- We’re going to start covering Chapter 19, open-economy Macroeconomics
- This covers trade and foreign investment
- Next week, we’ll see how the exchange rate comes into play and how exchange rate policy affects monetary policy
- Chapters 9 and 19 are the only new chapters we’ll cover since the last midterm; we won’t get to Chapter 17, so it’s not going to be on the final exam.
Recent articles (mostly from yesterday’s Economist)
- The BEA released GDP estimates this morning that showed 2.5% annualized growth over the 1st quarter (it was forecast to be ~3%); remember that the initial estimates will be revised as more data becomes available. Ryan Avent gives a quick analysis of the release.
- Reinhart and Rogoff have an op-ed in the NYT defending their research (there are a bunch of posts on this blog linking to the debate and I’ve written up some thoughts on their data too).
- The Economist’s Free Exchange column discusses some research on behavioral economics, e.g. trying to actually study and model the way people really behave and not some mathematically perfect “rational” individual. The column emphasizes this working paper by Dan McFadden, an Econometrician at UC Berkeley who won the 2000 Nobel Prize with James Heckman (there’s a lot of accessible information about their research, speeches for the Nobel Prize, etc. at this link). If the stuff in the Free Exchange column sounds cool, check out the paper — parts of it are mathematically challenging but you should be able to get a handle on other parts. For what it’s worth, I think the columns too negative on how most economists think about this stuff: there’s broad recognition that it would be great to have more realistic models of people’s behavior, but it’s hard to do it well enough that you can use those models to make better policy recommendations, forecasts, etc., than you get from the unrealistic models. Once you can use those behavioral models to do basic economic tasks well you’ll see economists use them a lot more.
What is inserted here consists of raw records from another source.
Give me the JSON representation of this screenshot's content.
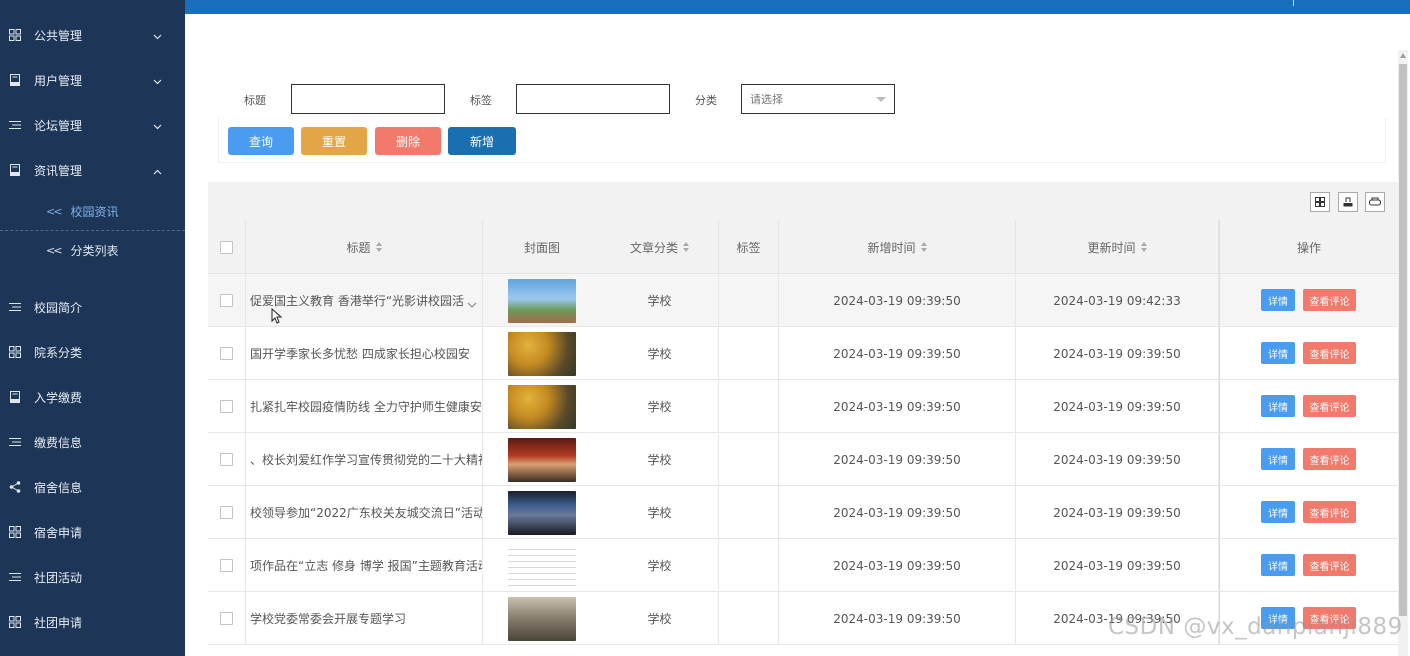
{
  "sidebar": {
    "items": [
      {
        "label": "公共管理",
        "icon": "grid-icon",
        "arrow": "down"
      },
      {
        "label": "用户管理",
        "icon": "book-icon",
        "arrow": "down"
      },
      {
        "label": "论坛管理",
        "icon": "list-icon",
        "arrow": "down"
      },
      {
        "label": "资讯管理",
        "icon": "book-icon",
        "arrow": "up"
      }
    ],
    "sub_items": [
      {
        "label": "校园资讯",
        "active": true
      },
      {
        "label": "分类列表",
        "active": false
      }
    ],
    "items_bottom": [
      {
        "label": "校园简介",
        "icon": "list-icon"
      },
      {
        "label": "院系分类",
        "icon": "grid-icon"
      },
      {
        "label": "入学缴费",
        "icon": "book-icon"
      },
      {
        "label": "缴费信息",
        "icon": "list-icon"
      },
      {
        "label": "宿舍信息",
        "icon": "share-icon"
      },
      {
        "label": "宿舍申请",
        "icon": "grid-icon"
      },
      {
        "label": "社团活动",
        "icon": "list-icon"
      },
      {
        "label": "社团申请",
        "icon": "grid-icon"
      }
    ]
  },
  "filter": {
    "title_label": "标题",
    "tag_label": "标签",
    "category_label": "分类",
    "category_placeholder": "请选择"
  },
  "buttons": {
    "search": "查询",
    "reset": "重置",
    "delete": "删除",
    "add": "新增"
  },
  "colors": {
    "search": "#4a9cf0",
    "reset": "#e3a545",
    "delete": "#f17a6c",
    "add": "#1a6fb0",
    "detail": "#4a9cf0",
    "comment": "#f17a6c",
    "sidebar": "#1d3557",
    "topbar": "#1a6fbd"
  },
  "table": {
    "headers": {
      "title": "标题",
      "cover": "封面图",
      "category": "文章分类",
      "tag": "标签",
      "created": "新增时间",
      "updated": "更新时间",
      "ops": "操作"
    },
    "detail_label": "详情",
    "comment_label": "查看评论",
    "rows": [
      {
        "title": "促爱国主义教育 香港举行“光影讲校园活",
        "category": "学校",
        "tag": "",
        "created": "2024-03-19 09:39:50",
        "updated": "2024-03-19 09:42:33",
        "img": "sky"
      },
      {
        "title": "国开学季家长多忧愁 四成家长担心校园安",
        "category": "学校",
        "tag": "",
        "created": "2024-03-19 09:39:50",
        "updated": "2024-03-19 09:39:50",
        "img": "autumn"
      },
      {
        "title": "扎紧扎牢校园疫情防线 全力守护师生健康安全",
        "category": "学校",
        "tag": "",
        "created": "2024-03-19 09:39:50",
        "updated": "2024-03-19 09:39:50",
        "img": "autumn"
      },
      {
        "title": "、校长刘爱红作学习宣传贯彻党的二十大精神",
        "category": "学校",
        "tag": "",
        "created": "2024-03-19 09:39:50",
        "updated": "2024-03-19 09:39:50",
        "img": "hall"
      },
      {
        "title": "校领导参加“2022广东校关友城交流日”活动",
        "category": "学校",
        "tag": "",
        "created": "2024-03-19 09:39:50",
        "updated": "2024-03-19 09:39:50",
        "img": "screen"
      },
      {
        "title": "项作品在“立志 修身 博学 报国”主题教育活动",
        "category": "学校",
        "tag": "",
        "created": "2024-03-19 09:39:50",
        "updated": "2024-03-19 09:39:50",
        "img": "doc"
      },
      {
        "title": "学校党委常委会开展专题学习",
        "category": "学校",
        "tag": "",
        "created": "2024-03-19 09:39:50",
        "updated": "2024-03-19 09:39:50",
        "img": "meeting"
      }
    ]
  },
  "watermark": "CSDN @vx_danpianji889"
}
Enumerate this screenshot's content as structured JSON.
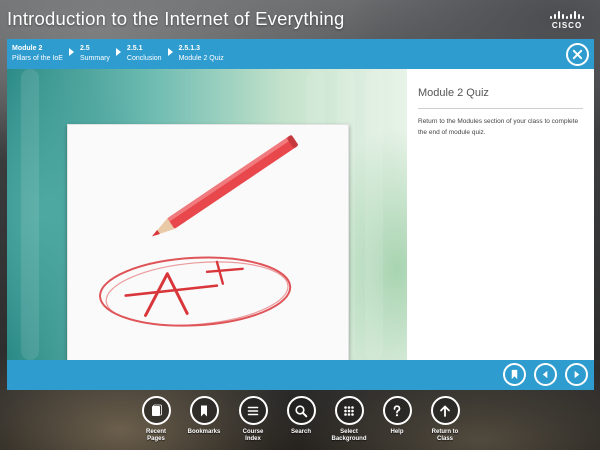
{
  "app": {
    "title": "Introduction to the Internet of Everything",
    "logo_text": "CISCO"
  },
  "breadcrumb": [
    {
      "num": "Module 2",
      "text": "Pillars of the IoE"
    },
    {
      "num": "2.5",
      "text": "Summary"
    },
    {
      "num": "2.5.1",
      "text": "Conclusion"
    },
    {
      "num": "2.5.1.3",
      "text": "Module 2 Quiz"
    }
  ],
  "content": {
    "title": "Module 2 Quiz",
    "body": "Return to the Modules section of your class to complete the end of module quiz.",
    "image_text": "A+"
  },
  "dock": [
    {
      "line1": "Recent",
      "line2": "Pages",
      "icon": "recent-pages-icon"
    },
    {
      "line1": "Bookmarks",
      "line2": "",
      "icon": "bookmark-icon"
    },
    {
      "line1": "Course",
      "line2": "Index",
      "icon": "course-index-icon"
    },
    {
      "line1": "Search",
      "line2": "",
      "icon": "search-icon"
    },
    {
      "line1": "Select",
      "line2": "Background",
      "icon": "grid-icon"
    },
    {
      "line1": "Help",
      "line2": "",
      "icon": "help-icon"
    },
    {
      "line1": "Return to",
      "line2": "Class",
      "icon": "up-arrow-icon"
    }
  ],
  "colors": {
    "accent": "#2e9ccf",
    "pencil": "#e8474b",
    "ink": "#d9363b"
  }
}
- News on Zimbabwe, mostly about current use of the dollar. But this relates to what we discussed in class yesterday about conditional convergence: Zimbabweans really can’t make the investments (in physical & human capital) that you’d need for productivity growth.
- The Economist has an editorial (sorry, leader) and article on Cyprus. Brutal opening: “Cyprus, it is said, never misses an opportunity to miss an opportunity. After its euro bail-out, that needs to change, not least for the sake of its battered economy. Cypriots face the grim reality that, thanks mainly to the collapse of much of their financial-services industry, GDP will shrink by 15% this year, another 15% in 2014, and perhaps 5% more in 2015…. That is a comparable drop to 1974-75, after a Greek-backed coup followed by a Turkish invasion led to the island’s partition into a Greek-Cypriot-controlled south and a Turkish-Cypriot-controlled north.”
- Some fun news about bumblebees and theft (I promise you, whatever you expect the article to be about, you’re wrong).